Revlimid (Lenalidomide), is an oral analogue of thalidomide approved back in 2005 for multiple myeloma, another white blood cell cancer, that significantly improved overall survival in multiple myeloma. Lenalidomide use is hindered by its neurotoxicity, with up to 75% of patients discontinuing maintenance therapy with Lenalidomide.
The approval was based on the results of MCL-001, a phase II study evaluating lenalidomide in 134 patients with mantle cell lymphoma who had received prior treatment with rituximab, cyclophosphamide, an anthracycline (or mitoxantrone), and bortezomib, alone or in combination.
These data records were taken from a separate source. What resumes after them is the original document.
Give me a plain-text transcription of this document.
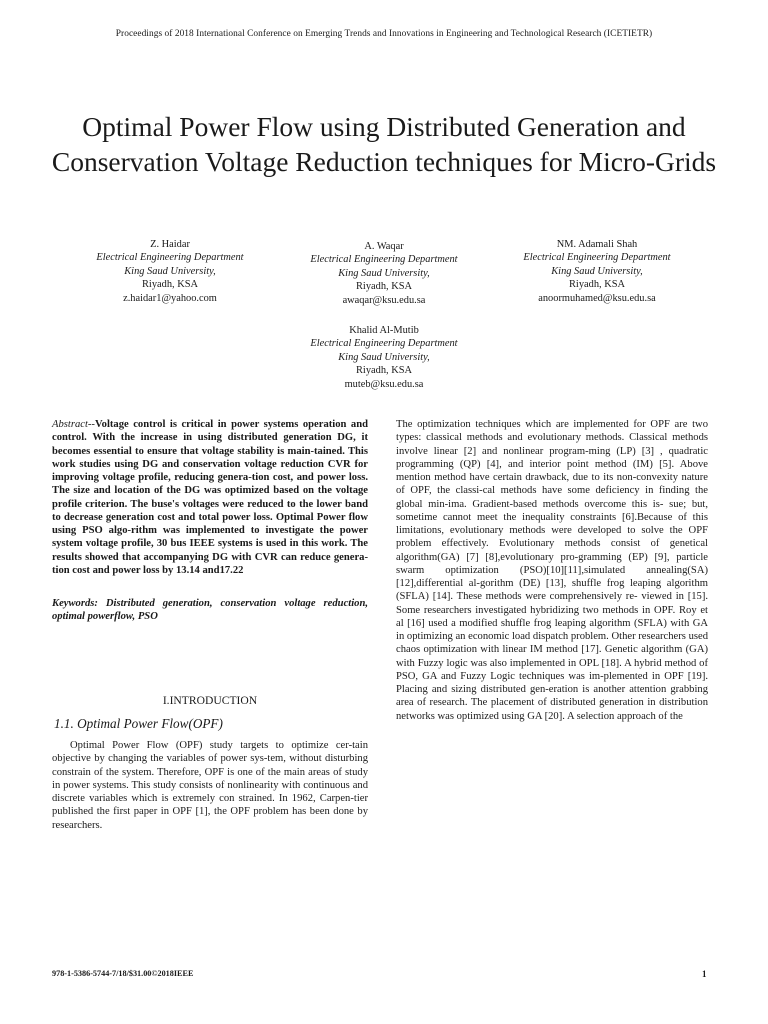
Proceedings of 2018 International Conference on Emerging Trends and Innovations in Engineering and Technological Research (ICETIETR)
Optimal Power Flow using Distributed Generation and Conservation Voltage Reduction techniques for Micro-Grids
Z. Haidar
Electrical Engineering Department
King Saud University,
Riyadh, KSA
z.haidar1@yahoo.com
A. Waqar
Electrical Engineering Department
King Saud University,
Riyadh, KSA
awaqar@ksu.edu.sa
NM. Adamali Shah
Electrical Engineering Department
King Saud University,
Riyadh, KSA
anoormuhamed@ksu.edu.sa
Khalid Al-Mutib
Electrical Engineering Department
King Saud University,
Riyadh, KSA
muteb@ksu.edu.sa
Abstract--Voltage control is critical in power systems operation and control. With the increase in using distributed generation DG, it becomes essential to ensure that voltage stability is main-tained. This work studies using DG and conservation voltage reduction CVR for improving voltage profile, reducing genera-tion cost, and power loss. The size and location of the DG was optimized based on the voltage profile criterion. The buse's voltages were reduced to the lower band to decrease generation cost and total power loss. Optimal Power flow using PSO algo-rithm was implemented to investigate the power system voltage profile, 30 bus IEEE systems is used in this work. The results showed that accompanying DG with CVR can reduce genera-tion cost and power loss by 13.14 and17.22
Keywords: Distributed generation, conservation voltage reduction, optimal powerflow, PSO
I.INTRODUCTION
1.1. Optimal Power Flow(OPF)
Optimal Power Flow (OPF) study targets to optimize cer-tain objective by changing the variables of power sys-tem, without disturbing constrain of the system. Therefore, OPF is one of the main areas of study in power systems. This study consists of nonlinearity with continuous and discrete variables which is extremely con strained. In 1962, Carpen-tier published the first paper in OPF [1], the OPF problem has been done by researchers.
The optimization techniques which are implemented for OPF are two types: classical methods and evolutionary methods. Classical methods involve linear [2] and nonlinear program-ming (LP) [3] , quadratic programming (QP) [4], and interior point method (IM) [5]. Above mention method have certain drawback, due to its non-convexity nature of OPF, the classi-cal methods have some deficiency in finding the global min-ima. Gradient-based methods overcome this is- sue; but, sometime cannot meet the inequality constraints [6].Because of this limitations, evolutionary methods were developed to solve the OPF problem effectively. Evolutionary methods consist of genetical algorithm(GA) [7] [8],evolutionary pro-gramming (EP) [9], particle swarm optimization (PSO)[10][11],simulated annealing(SA)[12],differential al-gorithm (DE) [13], shuffle frog leaping algorithm (SFLA) [14]. These methods were comprehensively re- viewed in [15]. Some researchers investigated hybridizing two methods in OPF. Roy et al [16] used a modified shuffle frog leaping algorithm (SFLA) with GA in optimizing an economic load dispatch problem. Other researchers used chaos optimization with linear IM method [17]. Genetic algorithm (GA) with Fuzzy logic was also implemented in OPL [18]. A hybrid method of PSO, GA and Fuzzy Logic techniques was im-plemented in OPF [19]. Placing and sizing distributed gen-eration is another attention grabbing area of research. The placement of distributed generation in distribution networks was optimized using GA [20]. A selection approach of the
978-1-5386-5744-7/18/$31.00©2018IEEE	1
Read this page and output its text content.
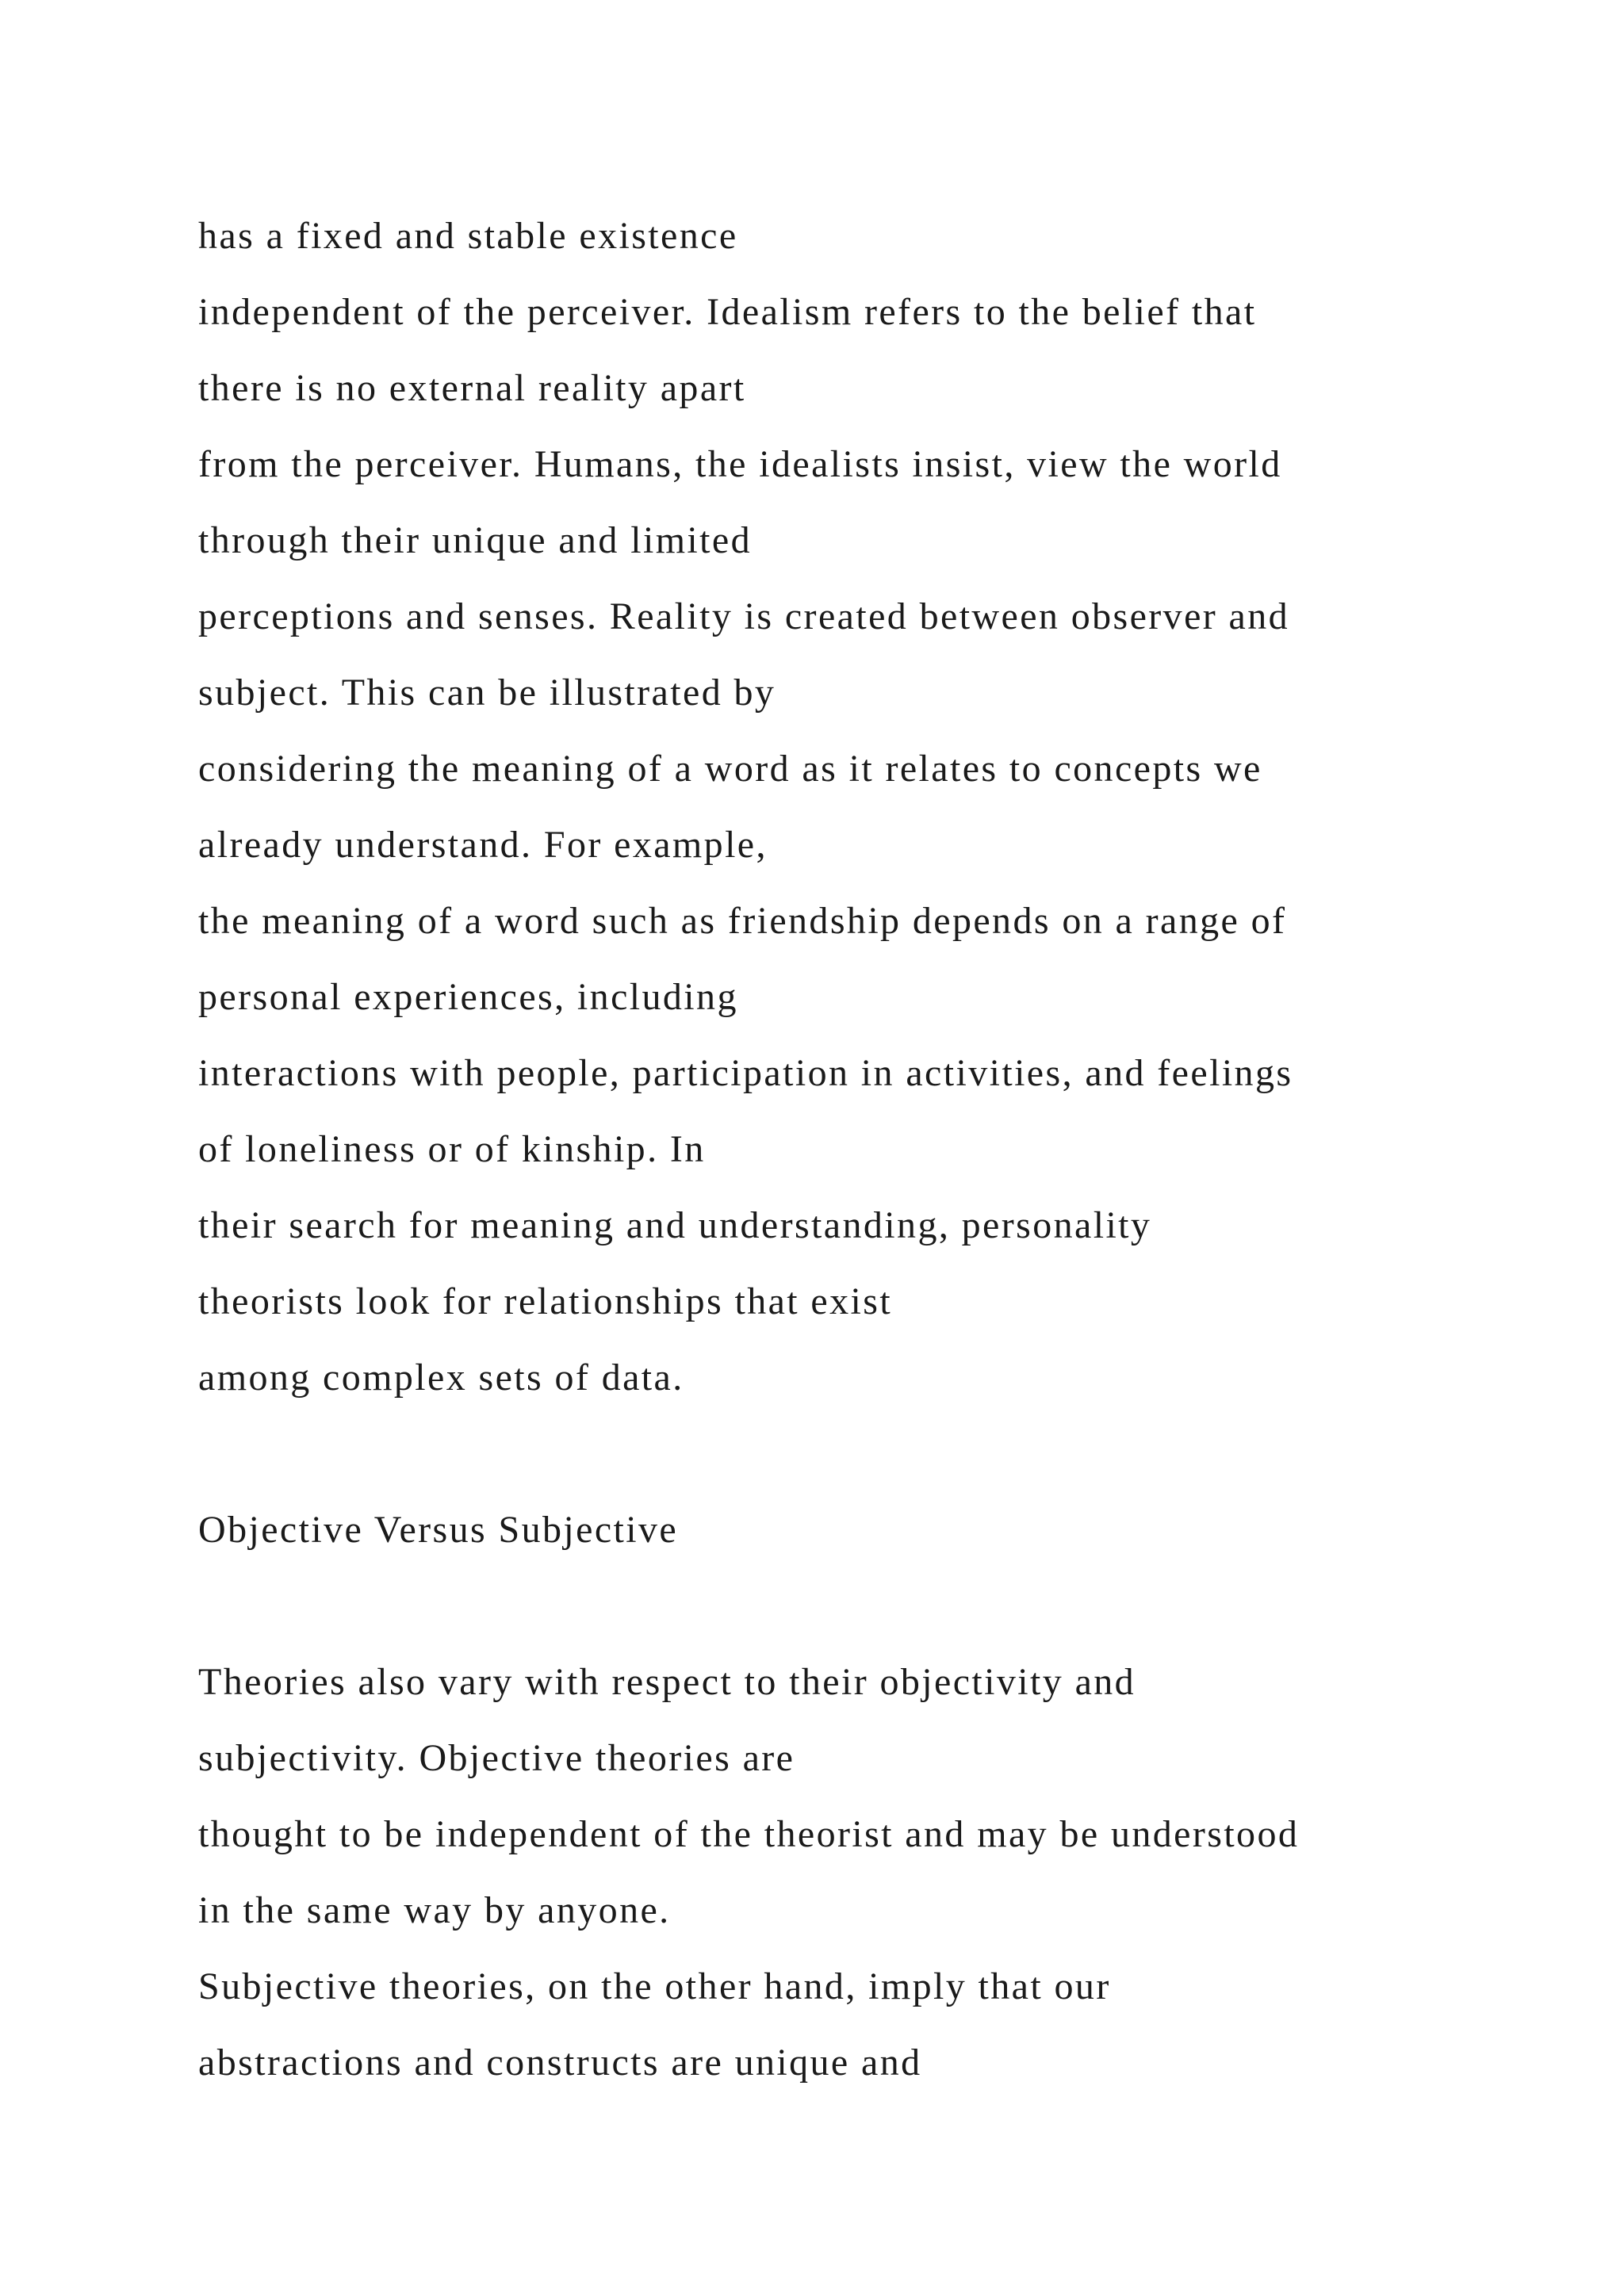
has a fixed and stable existence
independent of the perceiver. Idealism refers to the belief that
there is no external reality apart
from the perceiver. Humans, the idealists insist, view the world
through their unique and limited
perceptions and senses. Reality is created between observer and
subject. This can be illustrated by
considering the meaning of a word as it relates to concepts we
already understand. For example,
the meaning of a word such as friendship depends on a range of
personal experiences, including
interactions with people, participation in activities, and feelings
of loneliness or of kinship. In
their search for meaning and understanding, personality
theorists look for relationships that exist
among complex sets of data.
Objective Versus Subjective
Theories also vary with respect to their objectivity and
subjectivity. Objective theories are
thought to be independent of the theorist and may be understood
in the same way by anyone.
Subjective theories, on the other hand, imply that our
abstractions and constructs are unique and
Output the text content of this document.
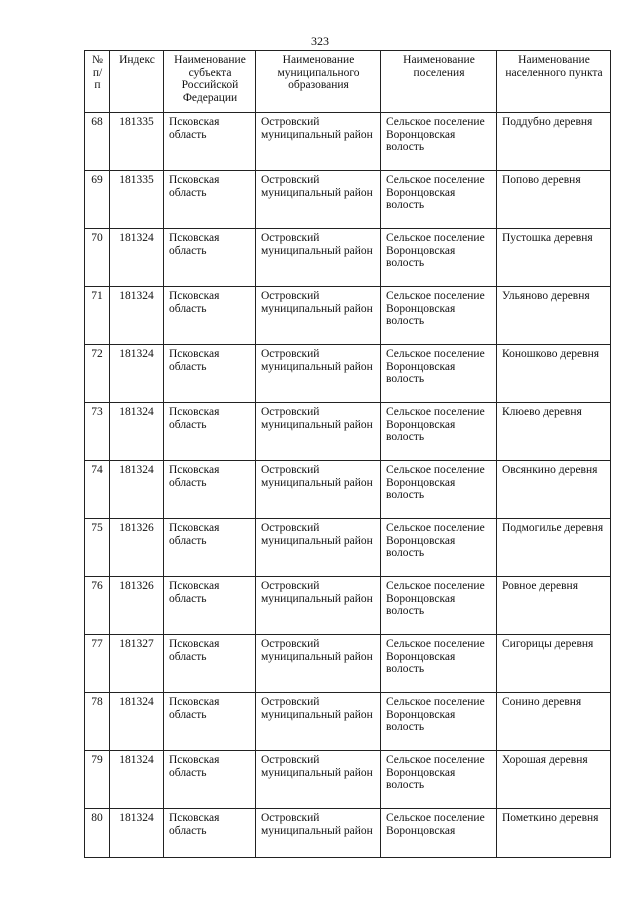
323
№ п/п	Индекс	Наименование субъекта Российской Федерации	Наименование муниципального образования	Наименование поселения	Наименование населенного пункта

68	181335	Псковская область	Островский муниципальный район	Сельское поселение Воронцовская волость	Поддубно деревня

69	181335	Псковская область	Островский муниципальный район	Сельское поселение Воронцовская волость	Попово деревня

70	181324	Псковская область	Островский муниципальный район	Сельское поселение Воронцовская волость	Пустошка деревня

71	181324	Псковская область	Островский муниципальный район	Сельское поселение Воронцовская волость	Ульяново деревня

72	181324	Псковская область	Островский муниципальный район	Сельское поселение Воронцовская волость	Коношково деревня

73	181324	Псковская область	Островский муниципальный район	Сельское поселение Воронцовская волость	Клюево деревня

74	181324	Псковская область	Островский муниципальный район	Сельское поселение Воронцовская волость	Овсянкино деревня

75	181326	Псковская область	Островский муниципальный район	Сельское поселение Воронцовская волость	Подмогилье деревня

76	181326	Псковская область	Островский муниципальный район	Сельское поселение Воронцовская волость	Ровное деревня

77	181327	Псковская область	Островский муниципальный район	Сельское поселение Воронцовская волость	Сигорицы деревня

78	181324	Псковская область	Островский муниципальный район	Сельское поселение Воронцовская волость	Сонино деревня

79	181324	Псковская область	Островский муниципальный район	Сельское поселение Воронцовская волость	Хорошая деревня

80	181324	Псковская область	Островский муниципальный район	Сельское поселение Воронцовская	Пометкино деревня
This makes Revlimid the first oral therapy for mantle cell lymphoma approved.
Mantle cell lymphoma is a type of non-Hodgkin’s lymphoma that is very rare. Few treatments for the disease are available. Dr. Andre Goy with the Hackensack University Medical Center says that “there remains a tremendous unmet need” for patients who have not responded satisfactorily after previous treatments.
The drug is expected to hit $5.9 billion in sales in 2016, according to estimates compiled by Bloomberg. While this approval is positive news for Celgene, the biotech presented some not so positive results earlier this week at the American Society of Clinical Oncology – ASCO – from a phase 3 study of a Revlimid combined with melphalan and prednisone in treating newly diagnosed multiple myeloma. The data showed that patients taking this combination had lower median progression-free survival and overall survival rates than patients taking a high-dose chemotherapy and a tandem autologous stem cell transplant regimen called MEL200. Fortunately for Celgene, the study also showed that patients taking Revlimid as a maintenance therapy for either regimen showed higher median progression-free and overall survival rates.